Se cumplen este miércoles dos meses desde la celebración de las elecciones al Parlament del 14 de febrero. Unos comicios de los que no está de más señalar tres cosas: el independentismo sacó más escaños que nunca, 74 de los 135 que componen la Cámara catalana; el porcentaje de votos del independentismo fue más alto que nunca y rompió por primera vez el techo del 50% de sufragios, situándose en el 51,7%; y Esquerra Republicana se impuso, por un escaño de diferencia, a Junts per Catalunya (33 a 32) en la fratricida batalla irresuelta por la hegemonía política del más amplio espacio político existente, en estos momentos, en Catalunya. Dos meses perdidos, ciertamente, en una batalla que periodísticamente empezó siendo apasionante y de un alto interés informativo pero cuyo interés ha ido decayendo con el tiempo hasta el extremo de que ahora mismo la atención de la ciudadanía por la negociación se aguanta con pinzas.

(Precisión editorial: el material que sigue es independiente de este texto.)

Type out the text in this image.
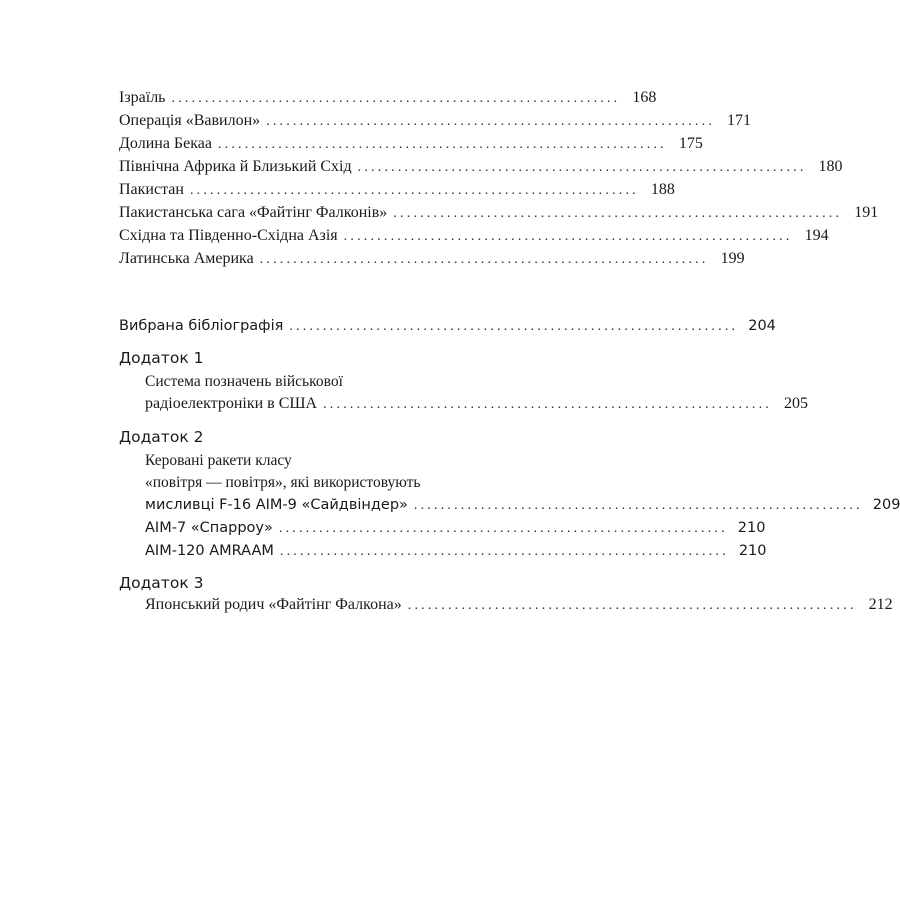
Ізраїль ................................................................... 168
Операція «Вавилон» ................................................................... 171
Долина Бекаа ................................................................... 175
Північна Африка й Близький Схід ................................................................... 180
Пакистан ................................................................... 188
Пакистанська сага «Файтінг Фалконів» ................................................................... 191
Східна та Південно-Східна Азія ................................................................... 194
Латинська Америка ................................................................... 199
Вибрана бібліографія ................................................................... 204
Додаток 1
Система позначень військової
радіоелектроніки в США ................................................................... 205
Додаток 2
Керовані ракети класу
«повітря — повітря», які використовують
мисливці F-16 AIM-9 «Сайдвіндер» ................................................................... 209
AIM-7 «Спарроу» ................................................................... 210
AIM-120 AMRAAM ................................................................... 210
Додаток 3
Японський родич «Файтінг Фалкона» ................................................................... 212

Mientras tanto, el país hace su vida sin president (Quim Torra fue cesado por la justicia), con un vicepresident en funciones de president y con un Govern en funciones en que cada conseller toma sus propias decisiones. La comisión negociadora se reúne sin calendario fijo, las versiones que se dan de la negociación distan mucho de ser transparentes y/o reales, los mensajes que se emiten son fundamentalmente de consumo interno para las dos organizaciones y las hojas del calendario van cayendo con una parsimonia similar a la de las conversaciones. El noviazgo entre Esquerra y Junts que les ha impuesto a regañadientes el electorado independentista necesita de unas condiciones que se están dando muy con cuentagotas, mientras uno y otro se escudriñan atentamente para intentar averiguar si van de farol y cómo pueden quedarse una parte más grande del pastel.

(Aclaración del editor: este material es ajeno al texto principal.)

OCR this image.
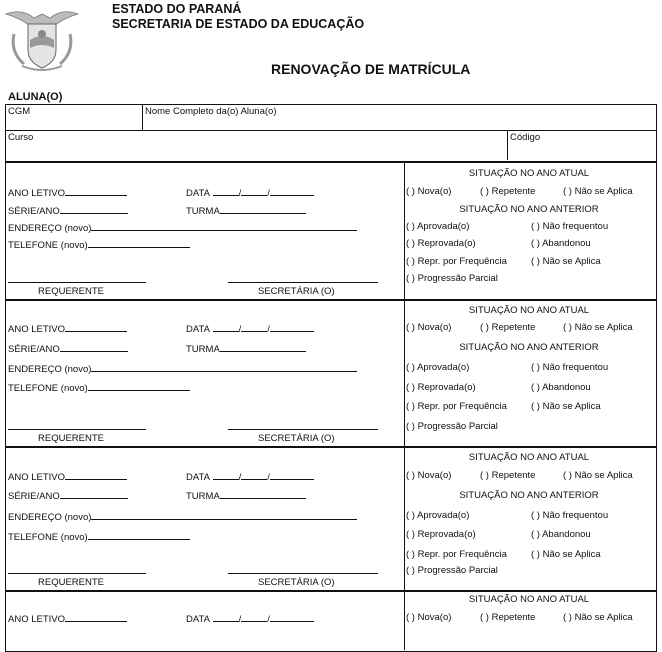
ESTADO DO PARANÁ
SECRETARIA DE ESTADO DA EDUCAÇÃO
RENOVAÇÃO DE MATRÍCULA
ALUNA(O)
CGM	Nome Completo da(o) Aluna(o)
Curso	Código
ANO LETIVO	DATA	/	/
SÉRIE/ANO	TURMA
ENDEREÇO (novo)
TELEFONE (novo)
REQUERENTE	SECRETÁRIA (O)
SITUAÇÃO NO ANO ATUAL
( ) Nova(o)	( ) Repetente	( ) Não se Aplica
SITUAÇÃO NO ANO ANTERIOR
( ) Aprovada(o)	( ) Não frequentou
( ) Reprovada(o)	( ) Abandonou
( ) Repr. por Frequência	( ) Não se Aplica
( ) Progressão Parcial
ANO LETIVO	DATA	/	/
SÉRIE/ANO	TURMA
ENDEREÇO (novo)
TELEFONE (novo)
REQUERENTE	SECRETÁRIA (O)
SITUAÇÃO NO ANO ATUAL
( ) Nova(o)	( ) Repetente	( ) Não se Aplica
SITUAÇÃO NO ANO ANTERIOR
( ) Aprovada(o)	( ) Não frequentou
( ) Reprovada(o)	( ) Abandonou
( ) Repr. por Frequência	( ) Não se Aplica
( ) Progressão Parcial
ANO LETIVO	DATA	/	/
SÉRIE/ANO	TURMA
ENDEREÇO (novo)
TELEFONE (novo)
REQUERENTE	SECRETÁRIA (O)
SITUAÇÃO NO ANO ATUAL
( ) Nova(o)	( ) Repetente	( ) Não se Aplica
SITUAÇÃO NO ANO ANTERIOR
( ) Aprovada(o)	( ) Não frequentou
( ) Reprovada(o)	( ) Abandonou
( ) Repr. por Frequência	( ) Não se Aplica
( ) Progressão Parcial
ANO LETIVO	DATA	/	/
SITUAÇÃO NO ANO ATUAL
( ) Nova(o)	( ) Repetente	( ) Não se Aplica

Esta incertidumbre, real o aparente, utilizada, eso sí, como estrategia negociadora, hace que si estuviéramos hablando de opciones a las que uno puede apostar todas ellas estarían vivas. Muy por delante, la de un acuerdo aunque sea in extremis, pero también la de un Govern en minoría en el que Junts facilitara la investidura de Aragonès y se quedara en la oposición, y sin descartar del todo nuevas elecciones, con todos los riesgos y dudas que eso supone, en unos comicios que se celebrarían en julio. Una de las cosas que más llama la atención es que las conversaciones no hayan escalado a la mesa de negociación conocida y no hayan entrado más tanto el presidenciable Pere Aragonès como los dos dirigentes de ERC y Junts, Oriol Junqueras y Jordi Sànchez, ambos con una indiscutible autoridad para negociar lo que sea necesario y que cumplen una injusta condena en la prisión de Lledoners pero que, lamentablemente, si algo tienen, es tiempo para hablarse.

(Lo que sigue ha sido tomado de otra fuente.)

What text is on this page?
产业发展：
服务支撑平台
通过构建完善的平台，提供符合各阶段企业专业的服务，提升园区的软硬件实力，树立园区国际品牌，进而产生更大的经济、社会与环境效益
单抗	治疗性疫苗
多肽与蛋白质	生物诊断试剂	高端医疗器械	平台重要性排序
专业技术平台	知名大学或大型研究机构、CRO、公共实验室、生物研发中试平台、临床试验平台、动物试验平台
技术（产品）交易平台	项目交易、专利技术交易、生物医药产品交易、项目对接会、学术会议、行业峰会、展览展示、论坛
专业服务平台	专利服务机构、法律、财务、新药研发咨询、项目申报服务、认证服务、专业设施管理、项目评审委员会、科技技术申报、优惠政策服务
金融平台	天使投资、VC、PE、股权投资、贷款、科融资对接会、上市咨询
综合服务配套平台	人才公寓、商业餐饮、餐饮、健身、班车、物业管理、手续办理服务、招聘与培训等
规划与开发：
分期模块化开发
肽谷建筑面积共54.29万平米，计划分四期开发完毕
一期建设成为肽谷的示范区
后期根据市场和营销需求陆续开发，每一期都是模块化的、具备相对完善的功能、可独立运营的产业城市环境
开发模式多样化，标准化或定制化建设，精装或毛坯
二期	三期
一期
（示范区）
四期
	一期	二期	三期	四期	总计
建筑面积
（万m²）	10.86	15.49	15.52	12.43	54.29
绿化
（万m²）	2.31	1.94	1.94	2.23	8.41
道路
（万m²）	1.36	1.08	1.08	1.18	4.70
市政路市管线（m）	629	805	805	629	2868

Cada partido tiene en su seno defensores de llevar al límite las negociaciones, olvidando que a veces se producen descarrilamientos. Halcones y palomas siempre conviven en una organización política, sobre toda si esta es grande y tiene hechuras de formación política importante. Después de dos meses perdidos, de mirarse de reojo y de reuniones tan crispadas que difícilmente podrían explicar a la opinión pública han de decidir si quieren repartirse el Govern como en la última legislatura pero con los papeles invertidos, con los ajustes que sean necesarios, o quieren dar por finalizada su relación y explicar cada uno a su parroquia las razones del inexplicable desencuentro.